Com base nessas análises, o sentimento de cidadania e a participação sociopolítica das mulheres no contexto estudado podem ser percebidos quando elas mencionam, por exemplo, as lutas por direitos, as mudanças no ambiente familiar, a participação delas no MMC, como monitoras, dirigentes, a participação em grupos comunitários, em sindicatos e cooperativas, onde elas assumem o posto de coordenadoras, de conselheiras, de gestoras, ou até mesmo na igreja, como ministras da eucarística dentre outras funções. A cidadania implica uma ideia de igualdade e equilíbrio de poder entre os iguais.
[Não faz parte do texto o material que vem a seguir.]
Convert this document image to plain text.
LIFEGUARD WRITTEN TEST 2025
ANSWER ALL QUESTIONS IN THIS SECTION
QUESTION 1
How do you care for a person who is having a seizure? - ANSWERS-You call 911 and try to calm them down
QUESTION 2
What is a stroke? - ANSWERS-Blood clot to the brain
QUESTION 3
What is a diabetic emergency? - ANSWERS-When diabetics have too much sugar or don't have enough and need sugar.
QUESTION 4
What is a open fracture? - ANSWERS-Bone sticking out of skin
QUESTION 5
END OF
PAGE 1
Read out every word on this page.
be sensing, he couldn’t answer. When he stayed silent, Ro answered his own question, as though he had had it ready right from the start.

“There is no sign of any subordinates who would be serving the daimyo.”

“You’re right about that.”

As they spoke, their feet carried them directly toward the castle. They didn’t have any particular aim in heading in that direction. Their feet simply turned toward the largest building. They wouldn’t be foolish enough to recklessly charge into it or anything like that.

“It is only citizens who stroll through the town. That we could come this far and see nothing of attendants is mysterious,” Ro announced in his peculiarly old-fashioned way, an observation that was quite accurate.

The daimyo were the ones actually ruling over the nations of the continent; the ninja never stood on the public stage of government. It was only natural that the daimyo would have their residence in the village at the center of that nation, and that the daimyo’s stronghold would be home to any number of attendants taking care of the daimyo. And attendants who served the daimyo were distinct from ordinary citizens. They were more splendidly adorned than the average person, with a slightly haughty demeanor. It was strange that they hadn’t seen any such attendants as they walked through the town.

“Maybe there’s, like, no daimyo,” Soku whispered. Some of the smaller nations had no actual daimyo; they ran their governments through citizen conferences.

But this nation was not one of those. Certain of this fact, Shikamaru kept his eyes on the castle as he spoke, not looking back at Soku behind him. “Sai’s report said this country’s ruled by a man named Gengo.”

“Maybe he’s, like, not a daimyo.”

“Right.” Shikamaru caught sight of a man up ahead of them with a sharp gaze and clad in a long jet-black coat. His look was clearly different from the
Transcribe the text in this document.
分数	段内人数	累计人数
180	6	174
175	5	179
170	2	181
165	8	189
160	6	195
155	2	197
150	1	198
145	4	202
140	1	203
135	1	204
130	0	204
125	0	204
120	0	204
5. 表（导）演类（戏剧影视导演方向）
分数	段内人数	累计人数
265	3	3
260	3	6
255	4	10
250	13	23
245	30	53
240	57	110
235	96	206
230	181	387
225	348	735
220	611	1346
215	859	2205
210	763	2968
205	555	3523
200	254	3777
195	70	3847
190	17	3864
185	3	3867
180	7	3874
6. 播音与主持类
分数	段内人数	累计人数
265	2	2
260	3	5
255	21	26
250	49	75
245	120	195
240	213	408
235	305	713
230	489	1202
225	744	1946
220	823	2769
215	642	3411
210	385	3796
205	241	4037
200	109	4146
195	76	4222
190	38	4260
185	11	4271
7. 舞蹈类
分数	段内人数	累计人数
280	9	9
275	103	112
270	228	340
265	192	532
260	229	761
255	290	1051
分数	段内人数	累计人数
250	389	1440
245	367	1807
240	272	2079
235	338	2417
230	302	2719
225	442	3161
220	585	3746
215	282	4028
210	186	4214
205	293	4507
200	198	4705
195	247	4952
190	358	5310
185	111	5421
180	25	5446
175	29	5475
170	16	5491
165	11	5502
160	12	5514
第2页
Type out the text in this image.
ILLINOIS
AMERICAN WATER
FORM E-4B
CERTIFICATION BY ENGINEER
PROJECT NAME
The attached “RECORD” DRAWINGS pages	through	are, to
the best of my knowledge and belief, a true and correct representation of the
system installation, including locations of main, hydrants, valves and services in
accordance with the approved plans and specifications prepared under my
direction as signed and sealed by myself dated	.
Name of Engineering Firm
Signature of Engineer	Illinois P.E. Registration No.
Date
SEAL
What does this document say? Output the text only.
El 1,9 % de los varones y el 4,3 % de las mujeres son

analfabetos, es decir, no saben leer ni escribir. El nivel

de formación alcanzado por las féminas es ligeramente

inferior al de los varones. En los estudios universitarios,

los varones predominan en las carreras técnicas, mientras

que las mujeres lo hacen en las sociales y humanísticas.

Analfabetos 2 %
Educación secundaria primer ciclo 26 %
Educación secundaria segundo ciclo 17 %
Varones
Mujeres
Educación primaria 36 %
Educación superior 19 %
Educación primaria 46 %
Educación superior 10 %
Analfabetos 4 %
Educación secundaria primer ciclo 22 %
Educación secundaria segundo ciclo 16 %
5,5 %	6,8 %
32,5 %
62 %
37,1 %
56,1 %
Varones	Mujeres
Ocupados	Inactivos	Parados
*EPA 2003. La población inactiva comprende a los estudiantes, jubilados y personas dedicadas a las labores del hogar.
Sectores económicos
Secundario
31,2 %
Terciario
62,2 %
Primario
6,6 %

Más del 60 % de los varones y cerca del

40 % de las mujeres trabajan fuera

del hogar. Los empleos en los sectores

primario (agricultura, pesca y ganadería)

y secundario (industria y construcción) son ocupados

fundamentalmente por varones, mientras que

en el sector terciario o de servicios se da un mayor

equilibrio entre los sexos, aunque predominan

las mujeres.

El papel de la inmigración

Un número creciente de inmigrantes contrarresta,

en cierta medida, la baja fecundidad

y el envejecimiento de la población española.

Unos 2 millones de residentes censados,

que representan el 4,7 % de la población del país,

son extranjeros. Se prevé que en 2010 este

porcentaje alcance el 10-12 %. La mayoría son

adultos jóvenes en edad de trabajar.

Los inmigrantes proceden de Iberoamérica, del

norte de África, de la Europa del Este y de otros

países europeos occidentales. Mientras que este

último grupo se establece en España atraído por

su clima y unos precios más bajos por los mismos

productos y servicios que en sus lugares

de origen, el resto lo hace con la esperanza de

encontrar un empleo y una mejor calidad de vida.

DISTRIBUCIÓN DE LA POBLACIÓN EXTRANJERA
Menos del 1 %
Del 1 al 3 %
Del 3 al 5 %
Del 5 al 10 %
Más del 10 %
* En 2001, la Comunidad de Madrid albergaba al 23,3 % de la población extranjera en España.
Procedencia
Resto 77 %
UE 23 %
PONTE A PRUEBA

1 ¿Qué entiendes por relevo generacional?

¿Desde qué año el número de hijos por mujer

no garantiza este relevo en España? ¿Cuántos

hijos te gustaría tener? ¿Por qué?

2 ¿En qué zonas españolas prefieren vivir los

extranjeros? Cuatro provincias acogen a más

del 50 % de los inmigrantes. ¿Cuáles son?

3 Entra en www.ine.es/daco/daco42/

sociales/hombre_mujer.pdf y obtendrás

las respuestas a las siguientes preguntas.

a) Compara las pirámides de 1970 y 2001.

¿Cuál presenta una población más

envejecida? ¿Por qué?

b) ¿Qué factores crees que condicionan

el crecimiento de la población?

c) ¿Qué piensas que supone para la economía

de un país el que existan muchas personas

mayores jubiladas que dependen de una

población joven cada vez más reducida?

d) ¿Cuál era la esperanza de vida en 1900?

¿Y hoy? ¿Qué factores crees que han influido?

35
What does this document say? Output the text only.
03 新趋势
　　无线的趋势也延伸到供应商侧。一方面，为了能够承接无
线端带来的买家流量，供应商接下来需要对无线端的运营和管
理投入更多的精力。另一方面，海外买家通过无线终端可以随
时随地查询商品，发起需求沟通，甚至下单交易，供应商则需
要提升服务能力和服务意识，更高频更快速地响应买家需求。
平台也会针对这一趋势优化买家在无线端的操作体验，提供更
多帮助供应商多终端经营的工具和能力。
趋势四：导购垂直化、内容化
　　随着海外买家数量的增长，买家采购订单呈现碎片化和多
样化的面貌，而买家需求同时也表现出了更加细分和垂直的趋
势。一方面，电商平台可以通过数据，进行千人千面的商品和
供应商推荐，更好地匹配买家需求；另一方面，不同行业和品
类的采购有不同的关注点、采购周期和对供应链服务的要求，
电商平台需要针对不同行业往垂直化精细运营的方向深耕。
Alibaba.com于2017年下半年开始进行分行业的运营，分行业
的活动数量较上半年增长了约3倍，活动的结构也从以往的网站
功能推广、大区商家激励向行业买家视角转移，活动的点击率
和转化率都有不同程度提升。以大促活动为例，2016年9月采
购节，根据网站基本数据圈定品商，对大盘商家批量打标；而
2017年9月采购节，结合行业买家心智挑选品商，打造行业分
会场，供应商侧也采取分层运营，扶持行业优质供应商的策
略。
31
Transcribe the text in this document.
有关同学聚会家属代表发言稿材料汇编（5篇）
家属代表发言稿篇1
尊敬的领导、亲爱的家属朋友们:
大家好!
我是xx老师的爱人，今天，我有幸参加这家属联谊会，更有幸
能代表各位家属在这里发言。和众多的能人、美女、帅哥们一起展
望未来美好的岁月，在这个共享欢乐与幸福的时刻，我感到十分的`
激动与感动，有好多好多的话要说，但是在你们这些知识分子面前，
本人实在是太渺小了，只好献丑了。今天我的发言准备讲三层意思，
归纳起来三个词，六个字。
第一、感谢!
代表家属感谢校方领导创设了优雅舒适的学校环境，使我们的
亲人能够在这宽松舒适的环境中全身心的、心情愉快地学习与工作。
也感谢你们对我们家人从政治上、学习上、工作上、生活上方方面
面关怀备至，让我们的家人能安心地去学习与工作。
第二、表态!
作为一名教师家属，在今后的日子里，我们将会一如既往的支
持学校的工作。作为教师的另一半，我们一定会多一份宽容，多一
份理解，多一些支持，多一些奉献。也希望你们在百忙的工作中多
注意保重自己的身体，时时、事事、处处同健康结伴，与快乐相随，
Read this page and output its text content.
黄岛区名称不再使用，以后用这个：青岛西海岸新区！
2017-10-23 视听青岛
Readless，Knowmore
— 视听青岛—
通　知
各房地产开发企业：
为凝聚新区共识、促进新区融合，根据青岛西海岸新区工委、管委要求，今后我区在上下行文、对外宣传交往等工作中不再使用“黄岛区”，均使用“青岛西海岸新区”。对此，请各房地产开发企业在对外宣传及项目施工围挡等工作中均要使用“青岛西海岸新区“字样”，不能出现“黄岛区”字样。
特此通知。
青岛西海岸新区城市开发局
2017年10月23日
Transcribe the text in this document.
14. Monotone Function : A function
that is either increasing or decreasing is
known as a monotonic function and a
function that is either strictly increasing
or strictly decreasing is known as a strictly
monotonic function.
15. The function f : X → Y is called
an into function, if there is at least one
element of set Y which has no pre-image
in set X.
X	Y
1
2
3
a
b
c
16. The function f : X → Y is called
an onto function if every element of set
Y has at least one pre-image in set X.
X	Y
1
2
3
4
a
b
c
Quando essas mulheres procuram a interação social com pessoas da rede de convívio para solucionar as necessidades informacionais, compartilham informações e experiências com essa rede, são solidárias e ajudam de diferentes formas outras pessoas, utilizam a informação para sensibilizar-se de seus deveres e direitos na sociedade e lutar pela construção da cidadania, participando da esfera social, elas estão desenvolvendo a dimensão política da competência em informação, conforme apontam De Lucca e Vitorino (2020).

3.5 Princípios para o desenvolvimento da competência em informação em informação de mulheres rurais

A análise dos dados apresentados revelou alguns aspectos e problemáticas importantes relacionadas ao empoderamento das participantes da pesquisa e ao desenvolvimento da competência em informação.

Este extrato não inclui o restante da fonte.